Emma Hollows is a student from Manchester, England, going into her final year at the University of Cambridge. From August 7th to September 24th she is spending 7 weeks of her summer vacation in India exploring Gujarat and Kerala to investigate the costumes and make-up of Indian celebrations. During her trip, Emma is writing a blog series for Performing Arts Abroad as she participates in various festivals and attends Kerala Kalamandalam, a performing arts university teaching students the music, dances, costumes and make-up used in festivals. This is the third issue of this special series…
Sorry for the delay in this next post, unreliable internet is definitely something you have to get used to in Kerala!

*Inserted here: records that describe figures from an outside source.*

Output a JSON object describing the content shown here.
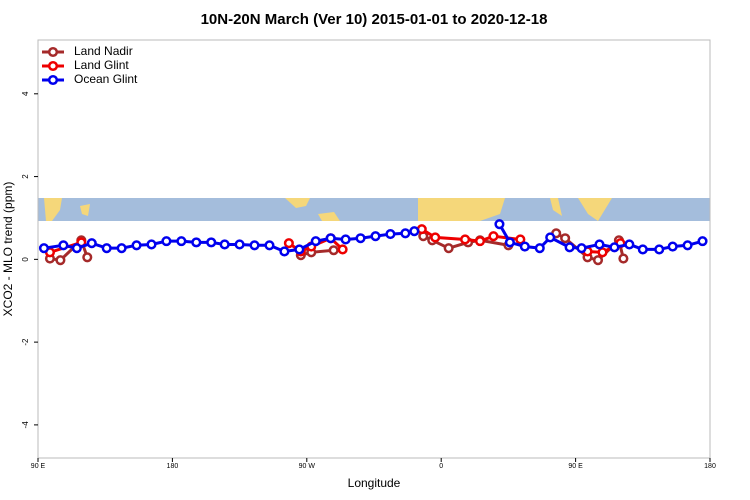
{
  "chart_data": {
    "type": "line",
    "title": "10N-20N March (Ver 10)   2015-01-01 to 2020-12-18",
    "x_label": "Longitude",
    "y_label": "XCO2 - MLO trend (ppm)",
    "xlim": [
      90,
      540
    ],
    "ylim": [
      -4.8,
      5.3
    ],
    "xticks": [
      {
        "value": 90,
        "label": "90 E"
      },
      {
        "value": 180,
        "label": "180"
      },
      {
        "value": 270,
        "label": "90 W"
      },
      {
        "value": 360,
        "label": "0"
      },
      {
        "value": 450,
        "label": "90 E"
      },
      {
        "value": 540,
        "label": "180"
      }
    ],
    "yticks": [
      4,
      2,
      0,
      -2,
      -4
    ],
    "legend": "top-left",
    "series": [
      {
        "name": "Land Nadir",
        "color": "#a52a2a",
        "x": [
          98,
          105,
          119,
          123,
          null,
          266,
          273,
          288,
          null,
          348,
          354,
          365,
          378,
          386,
          405,
          null,
          437,
          443,
          458,
          465,
          479,
          482
        ],
        "values": [
          0.02,
          -0.02,
          0.46,
          0.05,
          null,
          0.1,
          0.17,
          0.22,
          null,
          0.56,
          0.46,
          0.27,
          0.41,
          0.46,
          0.34,
          null,
          0.63,
          0.51,
          0.05,
          -0.02,
          0.46,
          0.02
        ]
      },
      {
        "name": "Land Glint",
        "color": "#ee0000",
        "x": [
          98,
          119,
          null,
          258,
          266,
          273,
          286,
          294,
          null,
          347,
          356,
          376,
          386,
          395,
          413,
          null,
          458,
          468,
          480
        ],
        "values": [
          0.17,
          0.41,
          null,
          0.39,
          0.19,
          0.31,
          0.51,
          0.24,
          null,
          0.73,
          0.53,
          0.48,
          0.44,
          0.56,
          0.48,
          null,
          0.19,
          0.17,
          0.39
        ]
      },
      {
        "name": "Ocean Glint",
        "color": "#0000ee",
        "x": [
          94,
          107,
          116,
          126,
          136,
          146,
          156,
          166,
          176,
          186,
          196,
          206,
          215,
          225,
          235,
          245,
          255,
          265,
          276,
          286,
          296,
          306,
          316,
          326,
          336,
          342,
          null,
          399,
          406,
          416,
          426,
          433,
          446,
          454,
          466,
          476,
          486,
          495,
          506,
          515,
          525,
          535
        ],
        "values": [
          0.27,
          0.34,
          0.27,
          0.39,
          0.27,
          0.27,
          0.34,
          0.36,
          0.44,
          0.44,
          0.41,
          0.41,
          0.36,
          0.36,
          0.34,
          0.34,
          0.19,
          0.24,
          0.44,
          0.51,
          0.48,
          0.51,
          0.56,
          0.61,
          0.63,
          0.68,
          null,
          0.85,
          0.41,
          0.31,
          0.27,
          0.53,
          0.29,
          0.27,
          0.36,
          0.29,
          0.36,
          0.24,
          0.24,
          0.31,
          0.34,
          0.44
        ]
      }
    ]
  }
}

For the past 2 weeks that I have shadowed Veena to her Mohiniyattam classes at Kerala Kalamandalam and I have discovered just how dedicated you need to be to become a professional in this business. The students study for up to 10 years at KK with early morning starts from 7am for yoga (4:30am for Kathakali students for their full body oil massages in monsoon season), before a day of classes in their discipline, academic classes and more practice in the evenings. At uni we complain about having lectures at 9am, so these guys are champions for managing 4:30am every morning! But none of the students were complaining, they know what they want and they know that all of this practice is the way to achieve their futures. Next time I want to stay in bed instead of going to a 9am, I will think of Veena and her friends having been up since 5am and already done 2 hours of yoga!
Kerala’s performing arts are most famous for the costumes of Kathakali and Kutiyattam with their large colourful headdresses and brightly painted faces. Facial expression is vital because no words are spoken but the actors tell the story through dance. The distinct make up highlights these facial expressions and determine the characters: Paccha (hero) have a green face, while Kathi have green with a red and white pattern across their cheeks and nose, and Kari (demonesses) have black faces with red cheeks and chin. Tati are the bearded characters, such as Hanuman (the monkey god) who is Vellattati (white bearded). Most characters also have a chutti which is made from stiff white paper glued to the face with a rice paste to outline the face and highlight the expressions.
The costume students at KK are taught how to make and repair the entire repertoire of Kathakali and Kutiyattam costumes. It takes hours to prepare an actor for their performance with the make up alone taking up to 3 hours attracting audience members to watch in the green room. Kutiyattam costumes have many accessories: armlets, bracelets, a kutalharam (a wooden panel hanging from the waist) and a …………. which wraps around the shoulders and waist. In the past all of this was made from silver and adorned with precious gems which was incredibly heavy and expensive, therefore modern day accessories are made from a light weight wood known as kumizh, covered in gold foil and colourful plastic gems. Even so, the Kathakali and Kutiyattam costumes can weigh 10-12kg! The Kathakali students say this weight can cause back and neck pain but it is eased with the oil massages.
The Kerala performing arts have their roots in the Sanskrit theatre written in about 200 BC in the Natyasastra. They have been developing ever since but the masters safe guarding the arts are attempting to limit any evolution to maintain the meaning and spirituality associated with almost all Indian performing arts. Therefore very few of the KK students have studied other styles to avoid ‘pollution’. On the 18th I will be attending a traditional Kathakali performance in Kalamandalam’s N…………… running from 8pm until dawn which will be the first time I actually see the students in full costume, I am so excited!!